Mark Jones, CEO of Alecto, commented:

"We are pleased to secure this additional CLN facility which, together with the revenue currently being generated at the Mowana Copper Mine from ongoing copper concentrate production, will go towards  fulfilling the mine's working capital requirements ahead of effecting the first phase of our full scale production plan at Mowana.  It is intended that, during Q3 2017, at least 12,000 tonnes of copper concentrate is produced from the Mowana Copper Mine and delivered to its offtake partner, ahead of making a decision regarding the construction of a Dense Media Separation plant, which has the potential to then double output at the mine.  The coming months are expected to be transformational for Alecto and this CLN will support us while we drive our business forward."  

 

 

**ENDS**

 

For further information please visit www.alectominerals.com, follow us on Twitter @AlectoMinerals, or contact:

 

Alecto Minerals plc

Mark Jones

 

Tel: +44 (0)20 7499 5881

Strand Hanson Limited

Andrew Emmott

Matthew Chandler

James Dance

 

Tel: +44 (0)20 7409 3494

Beaufort Securities Limited

Jon Belliss

 

Tel: +44 (0)20 7382 8300

St Brides Partners Limited

Elisabeth Cowell

Charlotte Page

Tel: +44 (0)20 7236 1177

 

The information contained within this announcement is deemed by the Company to constitute inside information as stipulated under the Market Abuse Regulation (EU) No. 596/2014.

 

Notes to editors:

 

Alecto Minerals plc is an African focused, copper and gold exploration and development company quoted on AIM, with a prospective copper project in Botswana in production, gold exploration projects in Mali, Burkina Faso and Mauritania and a development project with near-term gold production in Zambia.

 

In Botswana, the Company is, subject, inter alia, to funding and shareholder approval, intending to acquire a 60% interest in the Mowana Copper Mine, a producing copper mine and plant.  Alecto has also agreed a 10-year management contract for Mowana with its partners and will receive management fees equal to 1.5% of revenue.

 

In Zambia, the historical Matala and Dunrobin gold mines have, in aggregate, a 760,000oz Au JORC Code compliant resource estimate in the Measured, Indicated and Inferred categories at an average grade of 2.3g/t Au.  The Company is focused on bringing Matala into low-cost production in the near to mid-term.

 

In Mali, the Company has secured a number of joint-venture agreements, in-line with its strategy to retain exposure to the value in its African gold exploration portfolio for little or no cost; the Kossanto East project, which has an inferred JORC Code compliant resource estimate of 6.72Mt grading at 1.14g/t Au for an aggregate of 247,000 oz Au with a cut-off grade of 0.5g/t Au, is under a joint venture agreement with Ashanti Gold Corp; the Kossanto West Project is under a joint venture with Randgold Resources Limited; and the 250 sq. km.
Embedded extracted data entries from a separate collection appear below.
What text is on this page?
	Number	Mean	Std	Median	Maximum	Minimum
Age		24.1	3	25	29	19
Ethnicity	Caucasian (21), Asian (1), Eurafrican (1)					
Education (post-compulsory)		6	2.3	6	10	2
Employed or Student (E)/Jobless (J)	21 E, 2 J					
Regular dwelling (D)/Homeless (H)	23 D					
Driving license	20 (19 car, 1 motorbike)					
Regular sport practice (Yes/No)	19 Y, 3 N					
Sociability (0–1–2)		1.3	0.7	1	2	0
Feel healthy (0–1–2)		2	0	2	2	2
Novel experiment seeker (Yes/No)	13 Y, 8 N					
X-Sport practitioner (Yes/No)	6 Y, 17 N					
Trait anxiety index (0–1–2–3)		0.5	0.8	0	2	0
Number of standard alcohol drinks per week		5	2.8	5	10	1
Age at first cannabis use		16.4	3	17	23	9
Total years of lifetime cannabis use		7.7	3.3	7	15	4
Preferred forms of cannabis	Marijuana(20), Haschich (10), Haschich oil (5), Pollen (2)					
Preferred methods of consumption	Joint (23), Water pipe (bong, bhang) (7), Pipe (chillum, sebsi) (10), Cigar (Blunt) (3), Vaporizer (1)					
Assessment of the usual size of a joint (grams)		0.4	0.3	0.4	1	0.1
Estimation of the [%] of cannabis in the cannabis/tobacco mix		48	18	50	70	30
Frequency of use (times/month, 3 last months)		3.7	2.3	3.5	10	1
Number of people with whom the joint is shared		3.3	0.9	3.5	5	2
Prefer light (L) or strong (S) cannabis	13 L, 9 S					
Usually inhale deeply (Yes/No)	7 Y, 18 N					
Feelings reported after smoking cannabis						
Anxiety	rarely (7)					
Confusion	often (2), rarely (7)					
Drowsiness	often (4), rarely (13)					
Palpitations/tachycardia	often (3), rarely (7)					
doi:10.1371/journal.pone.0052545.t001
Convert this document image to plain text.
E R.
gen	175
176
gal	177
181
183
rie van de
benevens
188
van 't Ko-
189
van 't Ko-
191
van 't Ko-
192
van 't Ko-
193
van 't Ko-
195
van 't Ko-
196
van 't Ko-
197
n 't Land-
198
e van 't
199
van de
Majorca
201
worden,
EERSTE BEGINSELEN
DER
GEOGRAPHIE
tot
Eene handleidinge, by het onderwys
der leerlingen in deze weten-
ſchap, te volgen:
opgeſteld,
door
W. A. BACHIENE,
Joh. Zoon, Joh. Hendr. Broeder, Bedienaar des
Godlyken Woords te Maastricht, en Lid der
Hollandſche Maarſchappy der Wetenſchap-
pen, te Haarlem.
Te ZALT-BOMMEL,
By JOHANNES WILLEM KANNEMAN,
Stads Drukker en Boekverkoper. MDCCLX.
Karan gold project in southern Mali is under joint venture with Cora Gold Limited.

 

Alecto also owns the Kerboulé Project, located in the highly prospective Birrimian-age Djibo gold belt in northern Burkina Faso, as well as the wholly owned Wad Amour IOCG Project in Mauritania which is at an exploration stage.

 

Accordingly, the Company has a strong, diversified project portfolio with exciting exploration upside potential.